On Tue, Oct 18, 2016 at 12:39:23PM -0000, Karl Palsson wrote:
> 
> Johan Hovold <jo...@kernel.org> wrote:
> > On Sun, Oct 16, 2016 at 05:09:24PM +0100, Aidan Thornton wrote:
> > > On Mon, Oct 10, 2016 at 8:56 PM, Grigori Goronzy <g...@chown.ath.cx> 
> > > wrote:
> > > > On 2016-10-08 23:07, Aidan Thornton wrote:
> > > >>
> > > >> On Fri, Oct 7, 2016 at 12:30 PM, Johan Hovold <jo...@kernel.org> wrote:
> > > >>>
> > > >>> Why is this change needed? I see no write to this register in the
> > > >>> vendor driver.
> > > >>
> > > >>
> > > >> In principle, it might not be because the value written to register
> > > >> 0x18 is probably overwritten by ch341_init_set_baudrate anyway. It's
> > > >> there because it's in Grigori's original patch, it looks superficially
> > > >> reasonable (corresponds to ENABLE_RX|ENABLE_TX|CS8, as opposed to the
> > > >> rather implausible ENABLE_TX|PAR_EVEN|CS5), and given that some
> > > >> hardware revisions are apparently a little temperamental I was
> > > >> reluctant to remove it without fully understanding why it was added in
> > > >> the first place. As the vendor driver does without it might make sense
> > > >> to delete the write altogether, but it does do quite a few things
> > > >> differently from this driver. Depends what Grigori says and the
> > > >> results of actual testing.
> > 
> > Ok, thanks for the explanation. I think we should try to get
> > rid of anything apparently redundant eventually, moving towards
> > how the vendor driver does things. It would also be good to
> > replace more of the magic constants in there to make the code
> > more self-describing.
> > 
> > As long this is done in steps that can be (more easily)
> > rolled-back in case it turns out we do actually break support
> > for some device in the process.
> 
> Perhaps it needs to be repeated more, but the current driver is
> so badly broken for so many devices that people simply don't use
> them. This insistence that any patch trying to fix this driver
> somehow preserves all the existing undocumented, unexplained and
> _non-functioning_ bizarre lines of code is.... exhausting.

No one has insisted on that as far as I'm aware. Please re-read my reply
above where I explicitly say we should be moving towards how the vendor
driver does things and try to get rid of this legacy, reverse-engineered
cruft. This still needs to be done using the normal kernel development
process, which is to do things incrementally in self-contained steps of
logical changes.

> There's been probably ~6 people now submit patches to this
> driver, all of which make marked useful improvements to a driver
> that _is_broken_ and they're all in limbo because "compatibility
> with unknown magic number XYZ" that cant' be explained anyway.
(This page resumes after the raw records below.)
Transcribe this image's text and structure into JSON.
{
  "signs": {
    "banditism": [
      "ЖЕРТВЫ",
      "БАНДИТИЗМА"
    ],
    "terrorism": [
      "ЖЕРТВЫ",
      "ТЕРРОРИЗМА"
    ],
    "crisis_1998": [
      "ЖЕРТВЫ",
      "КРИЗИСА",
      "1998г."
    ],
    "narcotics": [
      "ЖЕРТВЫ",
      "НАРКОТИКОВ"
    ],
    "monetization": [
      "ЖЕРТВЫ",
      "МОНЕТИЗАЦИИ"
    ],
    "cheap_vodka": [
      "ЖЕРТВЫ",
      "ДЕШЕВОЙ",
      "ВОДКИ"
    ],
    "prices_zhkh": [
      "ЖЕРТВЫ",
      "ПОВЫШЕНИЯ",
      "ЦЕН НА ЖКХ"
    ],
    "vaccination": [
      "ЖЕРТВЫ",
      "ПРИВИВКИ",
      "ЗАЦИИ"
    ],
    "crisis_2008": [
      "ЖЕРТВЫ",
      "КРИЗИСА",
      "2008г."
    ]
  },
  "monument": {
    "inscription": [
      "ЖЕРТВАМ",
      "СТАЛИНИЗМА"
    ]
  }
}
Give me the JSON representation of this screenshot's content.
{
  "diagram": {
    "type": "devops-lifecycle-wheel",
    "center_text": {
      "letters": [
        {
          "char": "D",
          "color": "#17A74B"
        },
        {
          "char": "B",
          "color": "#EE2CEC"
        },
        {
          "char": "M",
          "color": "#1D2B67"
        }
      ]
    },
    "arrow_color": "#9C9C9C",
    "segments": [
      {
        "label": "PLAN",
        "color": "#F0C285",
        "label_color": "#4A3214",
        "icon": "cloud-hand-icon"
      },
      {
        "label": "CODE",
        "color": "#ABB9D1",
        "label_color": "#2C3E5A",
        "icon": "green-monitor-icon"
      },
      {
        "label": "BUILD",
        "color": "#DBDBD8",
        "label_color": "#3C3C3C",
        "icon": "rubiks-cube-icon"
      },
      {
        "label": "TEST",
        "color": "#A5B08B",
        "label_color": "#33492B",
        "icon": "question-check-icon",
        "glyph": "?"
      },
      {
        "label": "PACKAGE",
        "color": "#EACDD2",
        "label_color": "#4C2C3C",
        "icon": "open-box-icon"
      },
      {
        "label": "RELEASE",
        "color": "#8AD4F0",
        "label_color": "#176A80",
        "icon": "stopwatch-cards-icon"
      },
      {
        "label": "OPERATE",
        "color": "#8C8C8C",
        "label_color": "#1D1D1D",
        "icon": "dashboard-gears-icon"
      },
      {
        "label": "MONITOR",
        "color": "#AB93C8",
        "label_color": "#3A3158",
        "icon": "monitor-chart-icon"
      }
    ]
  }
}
We still cannot completely disregard current user of this driver, and
the normal process of incremental changes still applies.

If we have reasonable test coverage for a change, we'll go ahead. And in
the unlikely event that this breaks some legacy device, we'll deal with
it then.

> Is there any chance of any improvements to this driver ever
> landing? The requirements have been so high, when the existing
> was soooo poor.

Certainly. This series is one line away from getting merged for example.